Notice that every time you run the function you get a slightly different set of critical values and p-values because it is random. The argument nreallocations is the number of times you want to randomize it (the number of data points used to make the histogram) and the default is 1,000 so that you can make sure your computer is running it quickly enough. If it is, then it is probably good to increase that number - my computer can run this example with 100,000 reallocations in about 20 seconds. alpha is the alpha level of the test for the graph and critical values, and alternative is either "less", "greater", or "two.sided".
ANOVA:
For examples 10.4-10.5 on pages 516-519:
distance<-c(251.2,245.1,248.0,251.1,260.5,250.0,253.9,244.6,254.6,248.8,
263.2,262.9,265.0,254.5,264.3,257.0,262.8,264.4,260.6,255.9,
269.7,263.2,277.5,267.4,270.5,265.5,270.7,272.9,275.6,266.5,
251.6,248.6,249.4,242.0,246.5,251.3,261.8,249.0,247.1,245.9)
brand<-c(rep("A",10),rep("B",10),rep("C",10),rep("D",10))
brand<-as.factor(brand)
anova(lm(distance~brand))
tapply(distance,brand,mean)
par(mfrow=c(1,2))
plot(lm(distance~brand),which=c(1:2),add.smooth=F)
par(mfrow=c(1,1))
The first four lines are entering the distances a brand at a time (they don't need to be on separate lines, but that makes it easier to check). The next two lines enter the brands (10 of each) and puts them in the right format. The line beginning with anova gives the first two lines of the ANOVA table and the tapply line gives the mean of each groups. Finally, the last three lines gives the assumption plots like we would use for regression too.
Simple Linear Regression:
Example 11.2 on pages 590-595, 11.3 on page 605-606, 11.4 on pages 610-611, and 11.6 on page 622:
x<-c(1,2,3,4,5)
y<-c(1,1,2,2,4)
plot(x,y)
abline(lm(y~x))
lm(y~x)
summary(lm(y~x))
anova(lm(y~x))
The first two lines enter the data. The second two give the plot with the regression line added. The next three give the estimated beta0 and beta 1, the parameter estimates, and the first two lines of the ANOVA table. The R-squared is called "Multiple R-squared" in this output.
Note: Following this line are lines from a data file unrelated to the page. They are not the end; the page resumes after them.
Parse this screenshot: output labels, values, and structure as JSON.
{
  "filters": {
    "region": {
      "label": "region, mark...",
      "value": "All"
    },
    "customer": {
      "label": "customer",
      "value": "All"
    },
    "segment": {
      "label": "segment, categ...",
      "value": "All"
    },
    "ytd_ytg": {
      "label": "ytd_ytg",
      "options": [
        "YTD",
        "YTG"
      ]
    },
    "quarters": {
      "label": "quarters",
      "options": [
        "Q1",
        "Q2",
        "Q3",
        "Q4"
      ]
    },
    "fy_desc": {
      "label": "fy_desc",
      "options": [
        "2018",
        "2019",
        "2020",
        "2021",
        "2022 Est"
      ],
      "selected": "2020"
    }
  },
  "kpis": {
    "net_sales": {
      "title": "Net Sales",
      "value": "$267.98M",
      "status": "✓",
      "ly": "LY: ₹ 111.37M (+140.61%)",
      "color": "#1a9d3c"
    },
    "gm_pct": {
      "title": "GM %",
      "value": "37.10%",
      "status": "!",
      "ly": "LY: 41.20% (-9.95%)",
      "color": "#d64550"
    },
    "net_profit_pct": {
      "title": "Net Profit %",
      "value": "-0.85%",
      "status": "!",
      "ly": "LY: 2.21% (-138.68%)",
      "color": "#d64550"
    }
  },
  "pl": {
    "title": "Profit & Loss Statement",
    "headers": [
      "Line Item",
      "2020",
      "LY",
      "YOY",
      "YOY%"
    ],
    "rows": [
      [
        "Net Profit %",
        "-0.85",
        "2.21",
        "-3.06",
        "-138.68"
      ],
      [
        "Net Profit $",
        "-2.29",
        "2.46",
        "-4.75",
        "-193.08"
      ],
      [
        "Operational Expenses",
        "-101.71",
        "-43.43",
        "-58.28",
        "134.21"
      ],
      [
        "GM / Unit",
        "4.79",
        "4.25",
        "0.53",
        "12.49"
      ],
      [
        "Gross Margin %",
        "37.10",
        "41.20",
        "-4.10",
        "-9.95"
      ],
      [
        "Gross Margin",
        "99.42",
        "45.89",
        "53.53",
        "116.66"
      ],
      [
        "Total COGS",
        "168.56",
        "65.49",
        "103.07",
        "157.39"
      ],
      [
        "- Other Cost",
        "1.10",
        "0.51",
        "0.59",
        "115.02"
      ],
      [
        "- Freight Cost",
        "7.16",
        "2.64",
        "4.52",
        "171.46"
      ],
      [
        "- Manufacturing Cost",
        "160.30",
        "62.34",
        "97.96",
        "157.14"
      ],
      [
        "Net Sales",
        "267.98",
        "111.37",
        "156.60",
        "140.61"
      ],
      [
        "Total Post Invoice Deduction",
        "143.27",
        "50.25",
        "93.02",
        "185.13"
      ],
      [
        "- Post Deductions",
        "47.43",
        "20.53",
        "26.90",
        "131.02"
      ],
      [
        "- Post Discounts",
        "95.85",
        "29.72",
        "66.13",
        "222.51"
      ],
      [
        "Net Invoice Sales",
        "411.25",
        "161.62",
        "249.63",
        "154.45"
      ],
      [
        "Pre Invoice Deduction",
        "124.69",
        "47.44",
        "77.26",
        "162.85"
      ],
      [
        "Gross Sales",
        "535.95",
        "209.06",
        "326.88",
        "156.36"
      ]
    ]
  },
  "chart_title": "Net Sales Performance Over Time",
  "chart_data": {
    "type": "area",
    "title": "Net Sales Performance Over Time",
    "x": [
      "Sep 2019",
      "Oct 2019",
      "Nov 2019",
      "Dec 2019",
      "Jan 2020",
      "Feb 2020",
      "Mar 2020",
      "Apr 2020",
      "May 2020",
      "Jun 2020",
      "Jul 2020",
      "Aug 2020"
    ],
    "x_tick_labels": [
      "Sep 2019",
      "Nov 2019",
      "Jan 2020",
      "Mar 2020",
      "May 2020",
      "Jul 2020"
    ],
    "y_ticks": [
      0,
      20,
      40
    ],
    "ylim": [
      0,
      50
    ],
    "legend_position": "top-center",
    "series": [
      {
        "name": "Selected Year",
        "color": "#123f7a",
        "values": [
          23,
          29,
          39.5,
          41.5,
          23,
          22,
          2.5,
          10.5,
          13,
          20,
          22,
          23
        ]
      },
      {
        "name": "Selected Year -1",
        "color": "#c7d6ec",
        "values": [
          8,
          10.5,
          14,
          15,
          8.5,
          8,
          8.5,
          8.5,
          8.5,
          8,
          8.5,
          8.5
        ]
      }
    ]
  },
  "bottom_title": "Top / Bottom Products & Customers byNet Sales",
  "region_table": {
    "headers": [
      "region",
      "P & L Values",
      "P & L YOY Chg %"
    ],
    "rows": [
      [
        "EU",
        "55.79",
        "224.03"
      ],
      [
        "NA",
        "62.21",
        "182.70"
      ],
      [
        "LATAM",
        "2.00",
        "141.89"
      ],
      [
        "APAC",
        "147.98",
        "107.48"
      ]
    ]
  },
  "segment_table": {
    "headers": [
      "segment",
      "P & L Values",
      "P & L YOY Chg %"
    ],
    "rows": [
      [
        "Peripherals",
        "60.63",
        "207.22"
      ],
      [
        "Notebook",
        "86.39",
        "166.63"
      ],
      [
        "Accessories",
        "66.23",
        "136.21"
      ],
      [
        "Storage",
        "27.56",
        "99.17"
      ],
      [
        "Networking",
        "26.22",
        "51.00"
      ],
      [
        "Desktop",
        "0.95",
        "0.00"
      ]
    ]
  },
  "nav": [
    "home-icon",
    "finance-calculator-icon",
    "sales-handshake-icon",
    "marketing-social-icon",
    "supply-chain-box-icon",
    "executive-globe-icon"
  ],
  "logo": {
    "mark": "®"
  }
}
The two assumption plots can be gotten using:
par(mfrow=c(1,2))
plot(lm(y~x),which=c(1:2),add.smooth=F)
par(mfrow=c(1,1))
The confidence interval for the regression line and predication interval for a new observation for examples 11.7 and 11.8 on pages 628-629 can be gotten using:
predict.lm(lm(y~x),data.frame(x=4),interval="confidence")
predict.lm(lm(y~x),data.frame(x=4),interval="predict")
Contingency Tables:
*Goodness of Fit: Example 13.2 on pages 776-777:
obs<-c(39,99,336,26)
p<-c(.07,.18,.65,.10)
chisq.test(obs,p=p,correct=F)
chisq.test(obs,p=p,correct=F)$expected
The first chisq.test line gives the actual chi-square test results, the second gives the expected values that it uses.
*Homogeneity or Independence: Example 13.3 on pages 787
obs<-matrix(c(39,19,12,28,18,172,61,44,70,37),byrow=T,nrow=2)
chisq.test(obs,correct=F)
chisq.test(obs,correct=F)$expected
Note that the data is given a row at a time, not counting the totals.